Previously, Bitcoin faced a resistance zone formed by three key moving averages: the 200-day moving average (88,500), the realized price for 2025 (91,565), and the realized price for short-term holders (92,600). This resistance zone has now been broken. The 200-day moving average is a long-term trend indicator; prices above it indicate a medium to long-term upward trend. The 2025 realized price represents the overall profit and loss boundary for new investors entering this year. The realized price for short-term holders is the average cost line for purchasers over the past 155 days. The conversion of resistance to support levels takes time; if it can maintain above these levels, it will attract more funds to chase higher prices.
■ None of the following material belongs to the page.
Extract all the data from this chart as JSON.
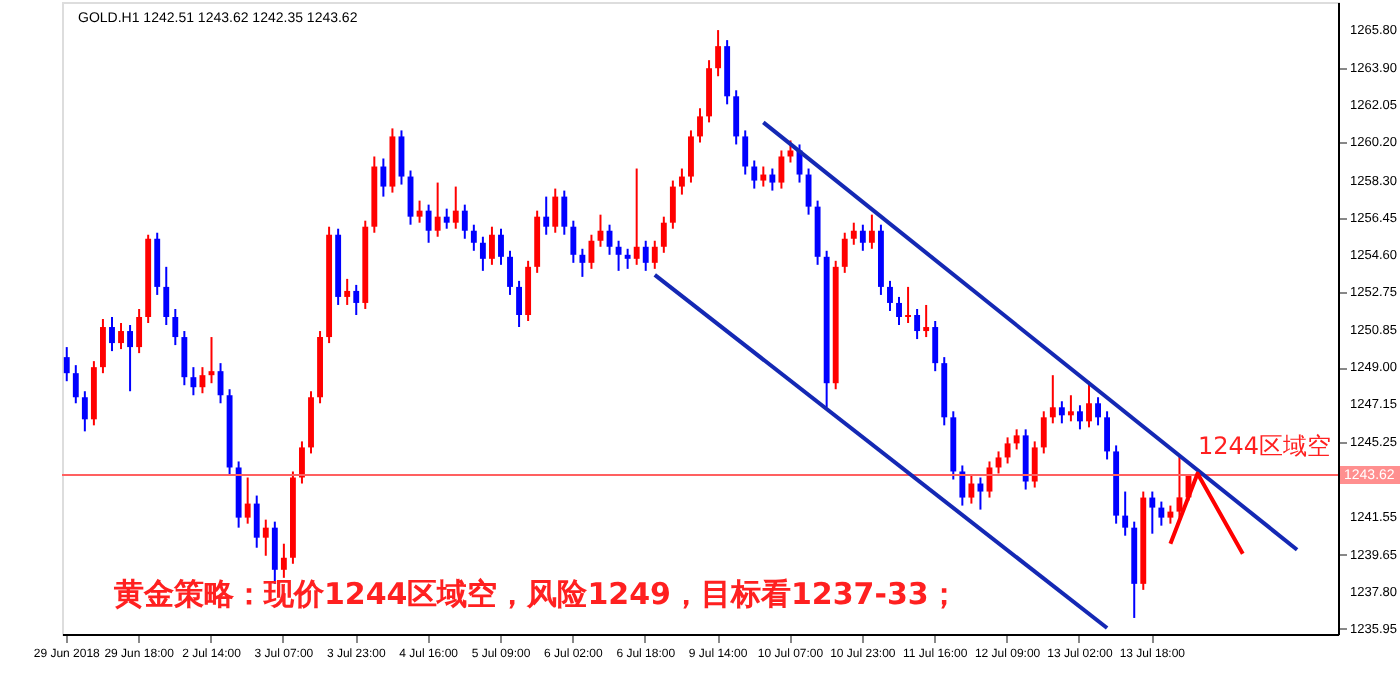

Currently, Bitcoin faces short-term risks; the four-hour RSI is overbought, and the number of closed contracts has increased significantly. An increase driven by the derivatives market is difficult to sustain and requires support from spot market trading volumes. This week, there has been a substantial influx of funds during two spot ETF trading days, marking the largest single-day inflow since early February, and there is hope for this to continue. Currently, Bitcoin faces short-term risks; the four-hour RSI is overbought, and the number of closed contracts has increased significantly. An increase driven by the derivatives market is difficult to sustain and requires support from spot market trading volumes. This week, there has been a substantial influx of funds during two spot ETF trading days, marking the largest single-day inflow since early February, and there is hope for this to continue.